Cabinet gives nod to new River Nile agreement

Omukama of Bunyoro Solomon Gafabusa Iguru (left) at the bottom of Murchison Falls on River Nile. The river runs through 10 countries. FILE PHOTO  

What you need to know:

  • The deputy head of the media center, Col Shaban Bantariza added that the ratification of the Nile will provide legal basis for the use, development, protection, conservation and management of the Nile River Basin water resources for the benefits of all Nile Basin countries.

KAMPALA: Uganda is set to ratify the Cooperative Framework Agreement (CFA) that seeks to replace the 1929 and 1959 colonial agreements which appropriated bigger say on affairs of the River Nile, including a bigger share of the waters, to Egypt and Sudan, respectively.

State minister for Environment, Dr Goretti Kitutu told Daily Monitor on Tuesday during a telephone interview, that the ratification is aimed at ensuring that upstream countries, including Uganda, also benefit from the Nile.

“As Cabinet, we gave the minister of foreign affairs a go ahead. The 1920 agreement gave Egypt powers. If you are to touch the Nile, permission was needed from Egypt,” Dr Kitutu said.

“Currently we have an issue and that is irrigation, to irrigate the cattle corridor, if you follow the 1920’s agreement then you have to go back to Egypt for permission.”

The River Nile basin is shared by ten countries better known as the Nile Riparian states— Egypt, Sudan, Ethiopia, South Sudan, Uganda, Kenya, Rwanda, Burundi, Tanzania and DR Congo, which are permanent members of Nile Basin Initiative (NBI).

The colonial agreements estimated the annual volume of Nile water flow at the Aswan High Dam to be 85 billion cubic metres, and granted Egypt a 55 per cent share (55.5 billion cubic metres) and 18 per cent (18.5 billion cubic metres) to Sudan.

Britain, the colonial master of almost the entire Eastern Africa, and the architect of the agreements assumed that other countries would get water through other sources like rain or even fresh water, lakes which Egypt and Sudan don’t have in abundance.
The consequence, since then, has been that the upstream riparian countries had to first consult especially Egypt before undertaking any development on the Nile.

The CFA, also known as the Entebbe agreement, which seeks to replace the colonial agreement was midwifed in Entebbe, Uganda in 2010. Egypt and Sudan declined to sign the agreement but notwithstanding, for it to come into force requires a total of six instruments of ratification with or without Egypt and Sudan.

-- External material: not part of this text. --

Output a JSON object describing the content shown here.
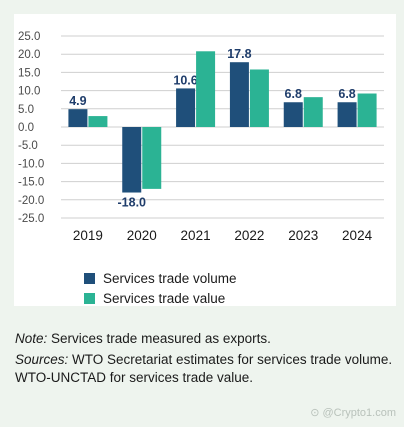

When Parliament eventually ratifies the CFA, Uganda will become the fourth country to do so after Rwanda, Tanzania and Ethiopia.
Once the CFA takes effect, it will replace the NBI with a permanent Nile Basin Commission which will set clear procedures for water sharing, allowing for equal access to the Nile’s waters and annulling the colonial era agreements after years of deadlock on the issue.

The deputy head of the media centre, Col Shaban Bantariza added that the ratification of the Nile will provide legal basis for the use, development, protection, conservation and management of the Nile River Basin water resources for the benefits of all Nile Basin countries.

“Signing of the Cooperative Frame Work Agreement would provide a basis for establishment of the Nile River Basin Commission which will be a legal entity in the Nile Basin Countries unlike the Nile Basin Initiative which is transitional arrangement without any binding legal basis,” Col Bantariza said while addressing journalists in Kampala.